Birmingham could break with tradition by counting next year’s General Election results on the Friday morning, the day after votes are cast.
City council chief executive Stephen Hughes fears the volume of work for staff running the count will be too great if, as expected, the government goes to the country on May 6, the same day as the local council elections.
Although Mr Hughes, the Returning Officer, has yet to decide, the prospect of delaying counting the General Election votes until the Friday is proving highly controversial and contradicts a promise given by deputy council leader Paul Tilsley.
Asked in September about Birmingham’s intentions, Coun Tilsley (Lib Dem Sheldon) pledged to continue the “proud tradition” of Thursday night counts. His commitment followed a national Conservative Party campaign pressing council chief executives to maintain same-night election counts.

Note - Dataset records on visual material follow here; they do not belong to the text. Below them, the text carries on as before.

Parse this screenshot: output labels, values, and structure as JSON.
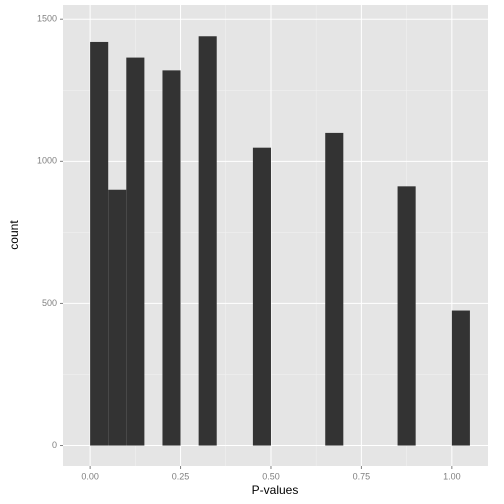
{
  "chart_data": {
    "type": "histogram",
    "x_label": "P-values",
    "y_label": "count",
    "bins": [
      0,
      0.05,
      0.1,
      0.15,
      0.2,
      0.25,
      0.3,
      0.35,
      0.4,
      0.45,
      0.5,
      0.55,
      0.6,
      0.65,
      0.7,
      0.75,
      0.8,
      0.85,
      0.9,
      0.95,
      1,
      1.05
    ],
    "values": [
      1420,
      900,
      1365,
      0,
      1320,
      0,
      1440,
      0,
      0,
      1048,
      0,
      0,
      0,
      1100,
      0,
      0,
      0,
      912,
      0,
      0,
      475
    ],
    "color": "#333333",
    "xlim": [
      -0.075,
      1.1
    ],
    "xticks": [
      {
        "value": 0,
        "label": "0.00"
      },
      {
        "value": 0.25,
        "label": "0.25"
      },
      {
        "value": 0.5,
        "label": "0.50"
      },
      {
        "value": 0.75,
        "label": "0.75"
      },
      {
        "value": 1,
        "label": "1.00"
      }
    ],
    "ylim": [
      -72,
      1550
    ],
    "yticks": [
      0,
      500,
      1000,
      1500
    ],
    "grid": true
  }
}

Mr Hughes’s stance has annoyed both halves of the council’s Tory-Liberal Democrat coalition. They fear a next-day count will destroy the drama of General Election night and deprive Birmingham, a key political battleground, of live television coverage.
When general and local elections have been held on the same day in the past, Birmingham has always combined both counts.
But an increasingly large number of postal votes, which have to be checked manually, and the likelihood of recounts, means that the final seats are not usually declared until about 4am, leaving counting staff exhausted.
One possibility is declaring council seats on Thursday night immediately after polls close and counting the votes to elect Birmingham’s ten MPs on Friday morning.
Alternatively, both elections could be counted on Friday morning, saving the council a hefty bill in overtime payments to staff. Wolverhampton and Newcastle are among UK cities to have announced Friday counts for the General Election. Manchester opted for Thursday.